C_2=-\frac{54}{13}\cdot \frac{2}{\sqrt{3} }=-\frac{108}{13\sqrt{3}}

**STEP 5. The required solution**

We’ve found values of constants C_1,C_2 for the given initial conditions and now we can construct the solution:

y(x)=\frac{5}{13} e^{-\frac{1}{2} x} \cos(\frac{\sqrt{3}x}{2})-\frac{108}{13\sqrt{3}}e^{-\frac{1}{2} x} \sin(\frac{\sqrt{3}x}{2})+\frac{1}{2}-\frac{1}{13}\sin{2x}+\frac{3}{26} \cos{2x}

and that’s our answer.

Summing up.

If you’re asked to solve Cauchy problem for a differential equation, then these are the main steps:

1. Solve the differential equation and obtain general solution.

2. Apply initial conditions to fix the values of constants.

Ok, now a bit more details on item 1. First check if your equation is homogeneous. If not, then look at the non-homogeneous term. Remember that the method described above only works for non-homogeneity of a special kind. The allowed forms of g(x) are listed above. If it’s the case, then you can proceed.

Step 1. Find general solution for corresponding homogeneous equation.

Step 2. Find particular solution, using method of undetermined coefficients.

Step 3. Find the whole solution, adding up results of step 1 and step 2.

Step 4. Apply initial conditions, fix the values of constants.

Step 5. Substitute all required stuff and get the solution of Cauchy problem.

When you’re finished, check your answers.
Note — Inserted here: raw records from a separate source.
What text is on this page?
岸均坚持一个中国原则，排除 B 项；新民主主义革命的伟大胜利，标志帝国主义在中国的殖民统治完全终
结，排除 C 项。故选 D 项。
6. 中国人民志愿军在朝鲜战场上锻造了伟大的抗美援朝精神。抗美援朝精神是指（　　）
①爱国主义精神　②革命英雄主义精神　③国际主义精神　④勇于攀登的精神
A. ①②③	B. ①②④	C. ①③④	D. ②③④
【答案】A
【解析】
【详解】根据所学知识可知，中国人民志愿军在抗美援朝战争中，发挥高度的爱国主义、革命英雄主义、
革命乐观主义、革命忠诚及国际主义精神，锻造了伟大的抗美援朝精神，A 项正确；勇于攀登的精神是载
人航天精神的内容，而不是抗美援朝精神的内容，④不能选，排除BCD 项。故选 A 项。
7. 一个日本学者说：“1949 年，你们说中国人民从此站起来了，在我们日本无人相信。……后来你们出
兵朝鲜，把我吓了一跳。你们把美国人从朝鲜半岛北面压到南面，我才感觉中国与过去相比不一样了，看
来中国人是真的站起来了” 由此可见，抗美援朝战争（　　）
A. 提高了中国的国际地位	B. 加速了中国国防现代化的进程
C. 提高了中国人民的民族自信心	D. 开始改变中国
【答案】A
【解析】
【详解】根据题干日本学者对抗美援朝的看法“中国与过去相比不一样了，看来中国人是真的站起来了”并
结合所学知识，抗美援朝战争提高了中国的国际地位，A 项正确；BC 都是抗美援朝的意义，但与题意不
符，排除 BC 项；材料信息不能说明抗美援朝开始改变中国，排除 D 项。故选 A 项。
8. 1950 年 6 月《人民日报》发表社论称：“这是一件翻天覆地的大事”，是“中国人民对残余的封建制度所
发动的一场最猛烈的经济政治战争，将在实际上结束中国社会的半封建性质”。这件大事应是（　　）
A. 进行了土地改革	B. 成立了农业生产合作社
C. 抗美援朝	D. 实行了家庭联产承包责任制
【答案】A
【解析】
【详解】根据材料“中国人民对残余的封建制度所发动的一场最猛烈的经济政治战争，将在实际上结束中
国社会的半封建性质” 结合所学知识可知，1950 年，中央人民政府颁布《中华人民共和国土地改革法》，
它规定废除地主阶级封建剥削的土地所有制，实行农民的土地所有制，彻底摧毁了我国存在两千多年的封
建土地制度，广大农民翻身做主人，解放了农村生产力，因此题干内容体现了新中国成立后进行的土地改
For that substitute your result into the initial equation and conditions. Also you can use online math calculators.

Keep in mind, that if non-homogeneous part of your equation is not in the required form and you can’t apply undetermined coefficients, there are still other options. For example, you can use variations of parameters method (sometimes referred to as variations of constants method) which is general and applicable for any form of non-homogeneity.